Splicing is called for when pile lengths required are too long for trucking or driving in one piece with the available equipment, or if there is a headroom restriction. A pile may have one or more splices. The splice should be capable of resisting stresses induced by driving, and service loads and conditions. Tensile stresses are highest when resistance to driving is low and tensile waves are reflected back up the pile. Moment capacity is particularly important in high seismic zones, in piles possibly subject to impact, and in difficult driving conditions. Not all splices will develop tension and/or moment capacity.
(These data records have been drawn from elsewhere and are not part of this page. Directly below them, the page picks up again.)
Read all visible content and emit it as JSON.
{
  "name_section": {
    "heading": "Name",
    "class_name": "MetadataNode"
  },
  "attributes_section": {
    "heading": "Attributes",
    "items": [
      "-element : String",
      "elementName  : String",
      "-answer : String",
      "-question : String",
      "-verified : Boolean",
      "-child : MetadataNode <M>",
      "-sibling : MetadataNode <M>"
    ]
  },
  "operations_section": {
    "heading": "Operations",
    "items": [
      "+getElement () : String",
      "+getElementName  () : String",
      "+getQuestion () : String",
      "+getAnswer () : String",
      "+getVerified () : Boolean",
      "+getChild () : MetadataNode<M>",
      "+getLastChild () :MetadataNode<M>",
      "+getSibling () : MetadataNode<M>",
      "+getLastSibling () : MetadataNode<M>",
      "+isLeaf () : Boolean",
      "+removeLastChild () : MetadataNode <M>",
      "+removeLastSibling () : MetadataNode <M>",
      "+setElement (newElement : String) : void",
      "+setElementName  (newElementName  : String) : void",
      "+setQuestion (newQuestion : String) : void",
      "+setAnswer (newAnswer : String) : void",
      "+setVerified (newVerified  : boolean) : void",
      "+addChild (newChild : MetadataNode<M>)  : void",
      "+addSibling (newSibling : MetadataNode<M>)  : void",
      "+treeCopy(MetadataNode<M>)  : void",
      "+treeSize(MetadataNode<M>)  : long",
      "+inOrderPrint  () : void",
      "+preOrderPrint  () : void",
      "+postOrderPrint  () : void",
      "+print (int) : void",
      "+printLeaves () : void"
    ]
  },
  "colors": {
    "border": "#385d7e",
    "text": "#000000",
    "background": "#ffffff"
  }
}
Splices can be generally categorised as follows:

1. Welded: steel plates with attached rebar cast into the pile ends are field welded together. This method is rarely used in the US and Canada as it idles expensive field labor and equipment while the weld is performed.
   
   
2. Dowel: holes are cast or field drilled into the top of the bottom pile section. The top pile segment with rebar dowels protruding 1-2 meters from the end is guided into place and the grout or epoxy in the holes cures around the dowels. Although material cost is low, this method is infrequently used in the US and Canada as it requires that the pile top seg-ment be held in place until the epoxy or grout cures. It is useful for “build-ups” -- ex-tending a driven pile to required cut-off elevation with a short precast or cast-in-place section.
   
   
3. Sleeve: a “can” of steel 2-3 meters long with a stop in the middle. It slides over the driven section and the top pile section is then lowered into it and driving resumes. The splice is relatively economical and easy to use, but has very little bending and no tensile capacity.
   
   
4. Connector ring: a short length of pipe is cast onto each end of the usually square pile. A pipe pile splice is set on the driven section and the top pile segment is set into the sleeve. Intermittent fillet welds can be used to increase the limited tensile strength of the joint. This splice has been used extensively on Bruns piles in the New Orleans area; these splices both in the mould and in the field are shown below.
   
   
5. Mechanical: steel plates or castings with attached rebar anchors approximately 2 metres long are precast into the pile ends. Steel bars or “wedges” are inserted into the mating surfaces when the top pile segment is aligned on the driven section. This method is fast and extensively used in the US and Canada for prestressed piles since the 1970’s. Pro-prietary systems are predominant that utilize high-strength steel bars to lock machined plates together. The Sure-Lock mechanical splice is made for all sizes of piling (including some cylindrical piles) and can equal the pile in bending and tension capacities. This splice is shown below.
   
   
6. Post-tensioned: used in large diameter cylindrical piles. Multiple strand holes are cast longitudinally through the center of the concrete wall. After curing, the segments are aligned and strands are post-tensioned to hold the sections in one long pile section.
   
   
7. Wedge: This method is generally used with precast piles. An example of this is the Westpile, which utilizes a wedge driven on plates attached to the pile ends. This puts the connection at the corners to develop resistance at the extreme fibres. This is shown above.
   
   
8. Pinned: These use a pinned connection to secure the splice. These are generally not used in North America.